January proved to be a winning month for Dallara, whose U.S. base is located just a few blocks south of Indianapolis Motor Speedway.
First, Dallara signed a new contract with INDYCAR to extend its relationship to provide the Verizon IndyCar Series chassis through the 2020 season. Then, last weekend, the company dominated IMSA’s Rolex 24 At Daytona sports car race, going to victory lane with the No. 10 of Wayne Taylor Racing.

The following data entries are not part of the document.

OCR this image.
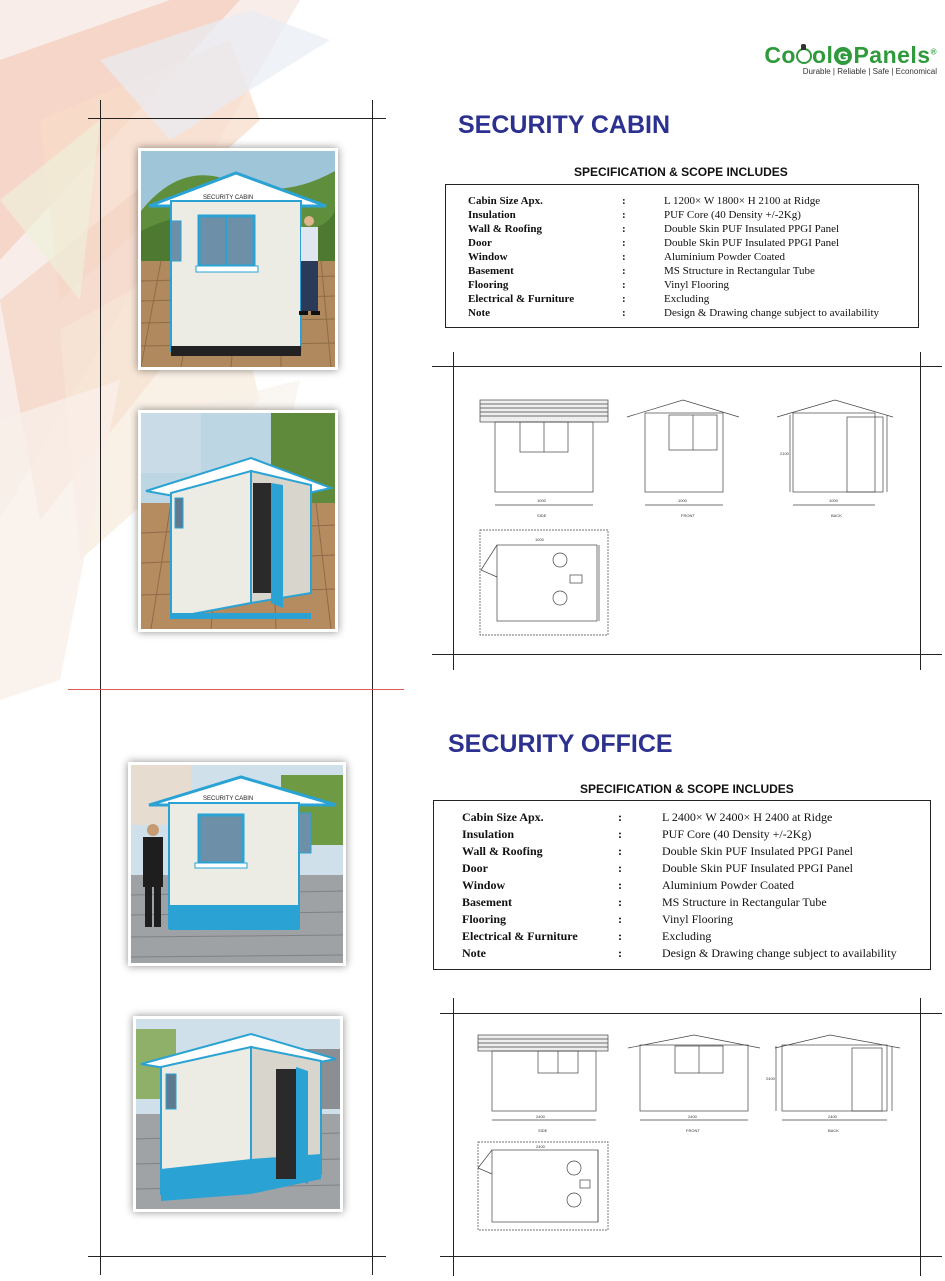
Co ol G Panels®
Durable | Reliable | Safe | Economical
SECURITY CABIN
SPECIFICATION & SCOPE INCLUDES
Cabin Size Apx.	:	L 1200× W 1800× H 2100 at Ridge
Insulation	:	PUF Core (40 Density +/-2Kg)
Wall & Roofing	:	Double Skin PUF Insulated PPGI Panel
Door	:	Double Skin PUF Insulated PPGI Panel
Window	:	Aluminium Powder Coated
Basement	:	MS Structure in Rectangular Tube
Flooring	:	Vinyl Flooring
Electrical & Furniture	:	Excluding
Note	:	Design & Drawing change subject to availability
SECURITY CABIN
SIDE	FRONT	BACK
1000	1000	1000
1000
2100
SECURITY OFFICE
SPECIFICATION & SCOPE INCLUDES
Cabin Size Apx.	:	L 2400× W 2400× H 2400 at Ridge
Insulation	:	PUF Core (40 Density +/-2Kg)
Wall & Roofing	:	Double Skin PUF Insulated PPGI Panel
Door	:	Double Skin PUF Insulated PPGI Panel
Window	:	Aluminium Powder Coated
Basement	:	MS Structure in Rectangular Tube
Flooring	:	Vinyl Flooring
Electrical & Furniture	:	Excluding
Note	:	Design & Drawing change subject to availability
SECURITY CABIN
SIDE	FRONT	BACK
2400	2400	2400
2400
2400
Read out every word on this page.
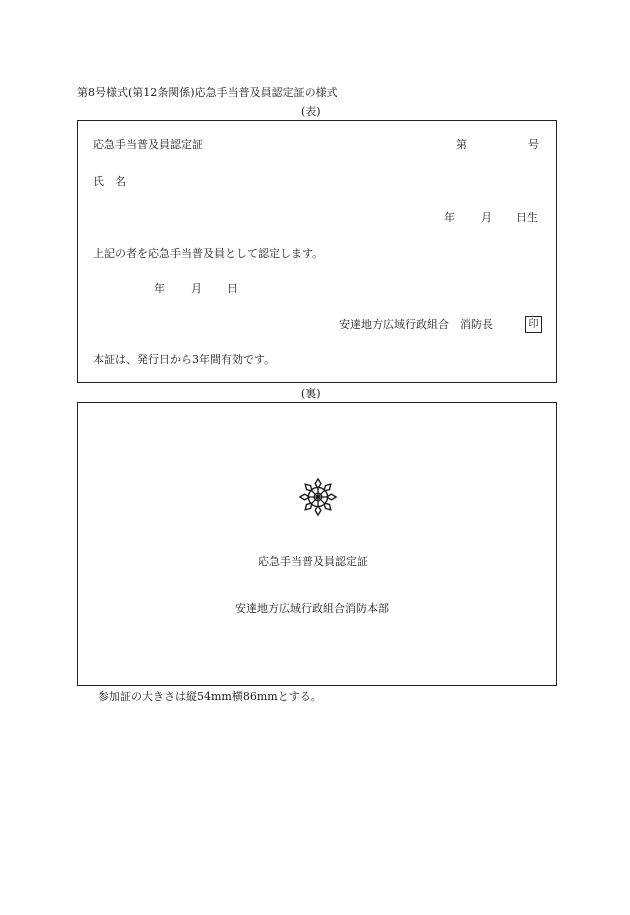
第8号様式(第12条関係)応急手当普及員認定証の様式
(表)
応急手当普及員認定証	第	号
氏　名
年 月 日生
上記の者を応急手当普及員として認定します。
年 月 日
安達地方広域行政組合　消防長	印
本証は、発行日から3年間有効です。
(裏)
応急手当普及員認定証
安達地方広域行政組合消防本部
参加証の大きさは縦54mm横86mmとする。
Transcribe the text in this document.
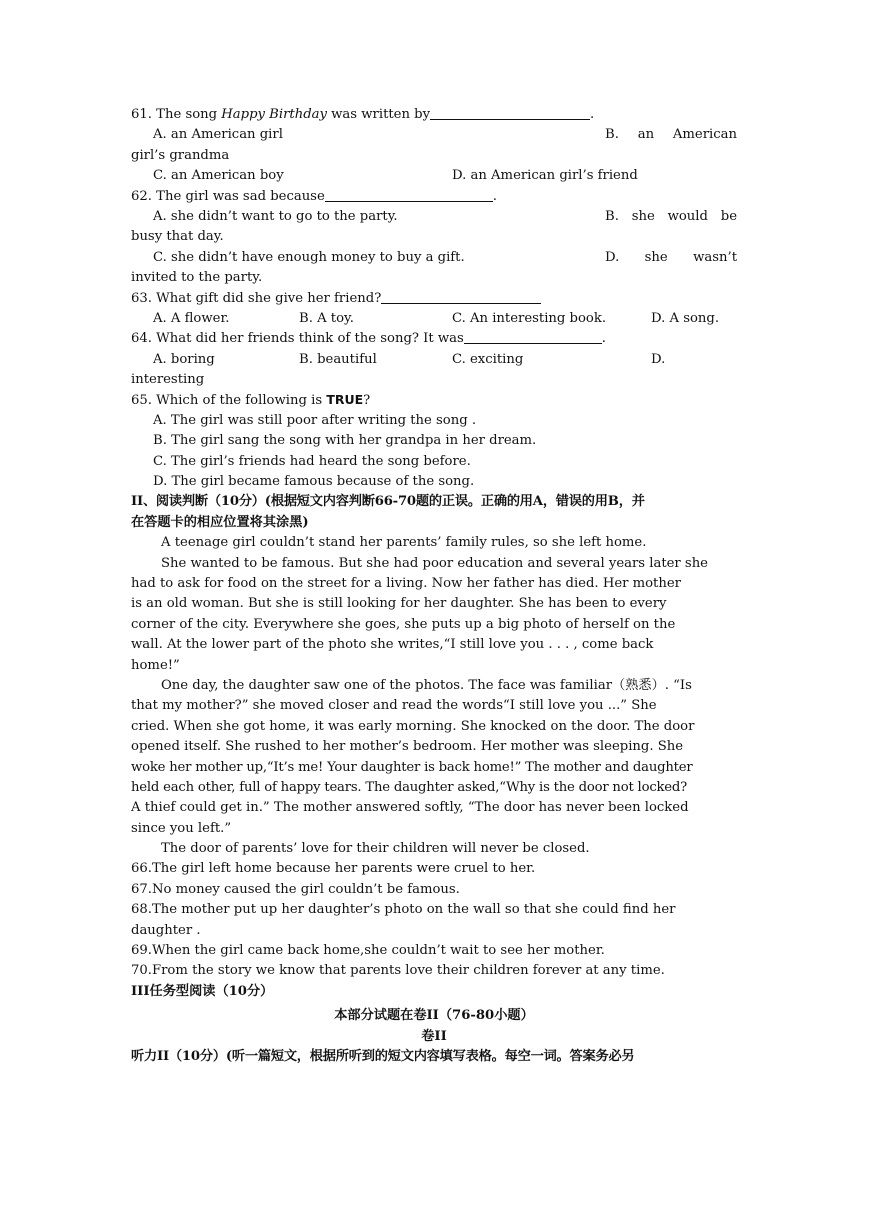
61. The song Happy Birthday was written by	.
A. an American girl	B. an American
girl’s grandma
C. an American boy	D. an American girl’s friend
62. The girl was sad because	.
A. she didn’t want to go to the party.	B. she would be
busy that day.
C. she didn’t have enough money to buy a gift.	D. she wasn’t
invited to the party.
63. What gift did she give her friend?
A. A flower.	B. A toy.	C. An interesting book.	D. A song.
64. What did her friends think of the song? It was	.
A. boring	B. beautiful	C. exciting	D.
interesting
65. Which of the following is TRUE?
A. The girl was still poor after writing the song .
B. The girl sang the song with her grandpa in her dream.
C. The girl’s friends had heard the song before.
D. The girl became famous because of the song.
II、阅读判断（10分）(根据短文内容判断66-70题的正误。正确的用A，错误的用B，并
在答题卡的相应位置将其涂黑)
A teenage girl couldn’t stand her parents’ family rules, so she left home.
She wanted to be famous. But she had poor education and several years later she
had to ask for food on the street for a living. Now her father has died. Her mother
is an old woman. But she is still looking for her daughter. She has been to every
corner of the city. Everywhere she goes, she puts up a big photo of herself on the
wall. At the lower part of the photo she writes,“I still love you . . . , come back
home!”
One day, the daughter saw one of the photos. The face was familiar（熟悉）. “Is
that my mother?” she moved closer and read the words“I still love you ...” She
cried. When she got home, it was early morning. She knocked on the door. The door
opened itself. She rushed to her mother’s bedroom. Her mother was sleeping. She
woke her mother up,“It’s me! Your daughter is back home!” The mother and daughter
held each other, full of happy tears. The daughter asked,“Why is the door not locked?
A thief could get in.” The mother answered softly, “The door has never been locked
since you left.”
The door of parents’ love for their children will never be closed.
66.The girl left home because her parents were cruel to her.
67.No money caused the girl couldn’t be famous.
68.The mother put up her daughter’s photo on the wall so that she could find her
daughter .
69.When the girl came back home,she couldn’t wait to see her mother.
70.From the story we know that parents love their children forever at any time.
III任务型阅读（10分）
本部分试题在卷II（76-80小题）
卷II
听力II（10分）(听一篇短文，根据所听到的短文内容填写表格。每空一词。答案务必另
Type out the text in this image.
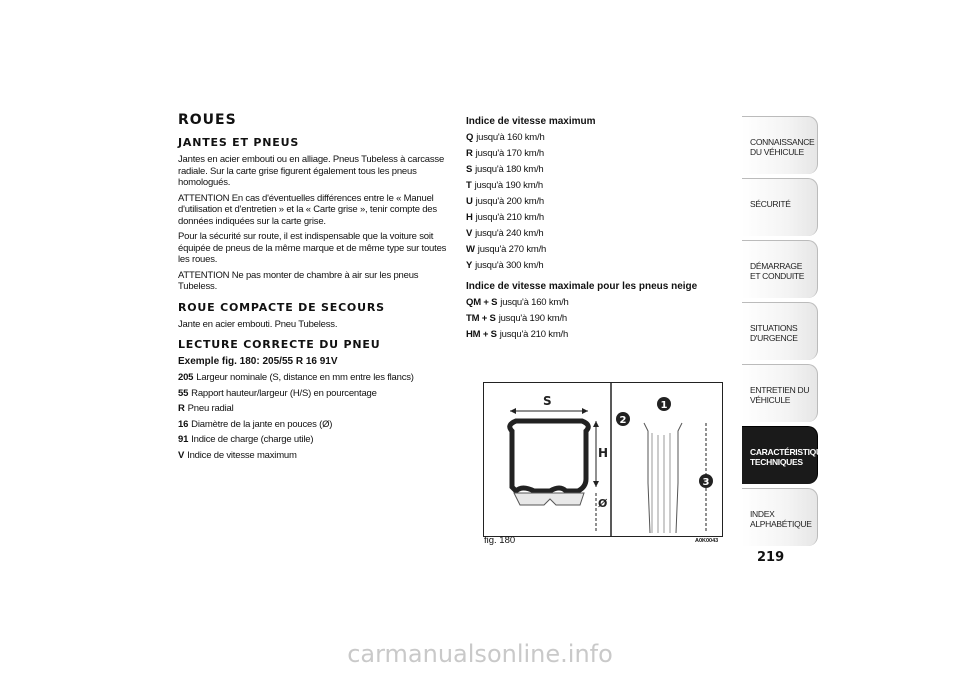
ROUES
JANTES ET PNEUS

Jantes en acier embouti ou en alliage. Pneus Tubeless à carcasse radiale. Sur la carte grise figurent également tous les pneus homologués.

ATTENTION En cas d'éventuelles différences entre le « Manuel d'utilisation et d'entretien » et la « Carte grise », tenir compte des données indiquées sur la carte grise.

Pour la sécurité sur route, il est indispensable que la voiture soit équipée de pneus de la même marque et de même type sur toutes les roues.

ATTENTION Ne pas monter de chambre à air sur les pneus Tubeless.

ROUE COMPACTE DE SECOURS

Jante en acier embouti. Pneu Tubeless.

LECTURE CORRECTE DU PNEU
Exemple fig. 180: 205/55 R 16 91V
205 Largeur nominale (S, distance en mm entre les flancs)
55 Rapport hauteur/largeur (H/S) en pourcentage
R Pneu radial
16 Diamètre de la jante en pouces (Ø)
91 Indice de charge (charge utile)
V Indice de vitesse maximum
Indice de vitesse maximum
Q jusqu'à 160 km/h
R jusqu'à 170 km/h
S jusqu'à 180 km/h
T jusqu'à 190 km/h
U jusqu'à 200 km/h
H jusqu'à 210 km/h
V jusqu'à 240 km/h
W jusqu'à 270 km/h
Y jusqu'à 300 km/h
Indice de vitesse maximale pour les pneus neige
QM + S jusqu'à 160 km/h
TM + S jusqu'à 190 km/h
HM + S jusqu'à 210 km/h
S
H
Ø
1
2
3
fig. 180	A0K0043
CONNAISSANCE DU VÉHICULE
SÉCURITÉ
DÉMARRAGE ET CONDUITE
SITUATIONS D'URGENCE
ENTRETIEN DU VÉHICULE
CARACTÉRISTIQUES TECHNIQUES
INDEX ALPHABÉTIQUE
219
carmanualsonline.info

That DPi car was driven to the overall and Prototype class win by brothers Ricky and Jordan Taylor along with Jeff Gordon and Max Angelelli.
Dallara built the Cadillac-powered entries not only of the overall winner but also the runner-up No. 5 of Mustang Sampling Racing (whose driving group included Indy car race winner Christian Fittipaldi, nephew of two-time Indy 500 winner Emerson Fittipaldi). It means Dallara had both cars in the dramatic final battle between Ricky Taylor and Filipe Albuquerque.
Between those two cars, Dallara led 521 of the 659 laps in its first Daytona effort. Whelen Engineering also used a Dallara and led 89 laps, which means a Dallara led more than 92 percent of the laps on the 3.56-mile Daytona International Speedway road course. Whelen’s No. 31 entry, which included Verizon IndyCar Series race winner Mike Conway, finished 14th.
“It was an amazing result, totally unpredictable, which brings us back to more than 10 years ago when we were running in the championships which there were several manufacturers,” said Giampaolo Dallara, president and founder of Dallara Automobili. “Not even the most optimistic among us would have imagined that a car which made the first laps only four months ago could win in such a definitive way in such an important and exhausting race as the 24 Hours of Daytona.
“We must be proud of this result, and I want to thank all the employees of the company for this effort that has given us great satisfaction.”
The cars were designed at Dallara’s headquarters near Parma, Italy, and assembled at the Speedway, Indiana facility, which is a short drive from Wayne Taylor’s shop in Brownsburg. Gordon, the retired NASCAR great, was among the drivers to utilize Dallara’s local simulator to prepare.
The Indianapolis-based crew found many mechanical similarities in the sports car chassis to its INDYCAR efforts, boosting confidence that the program would be successful.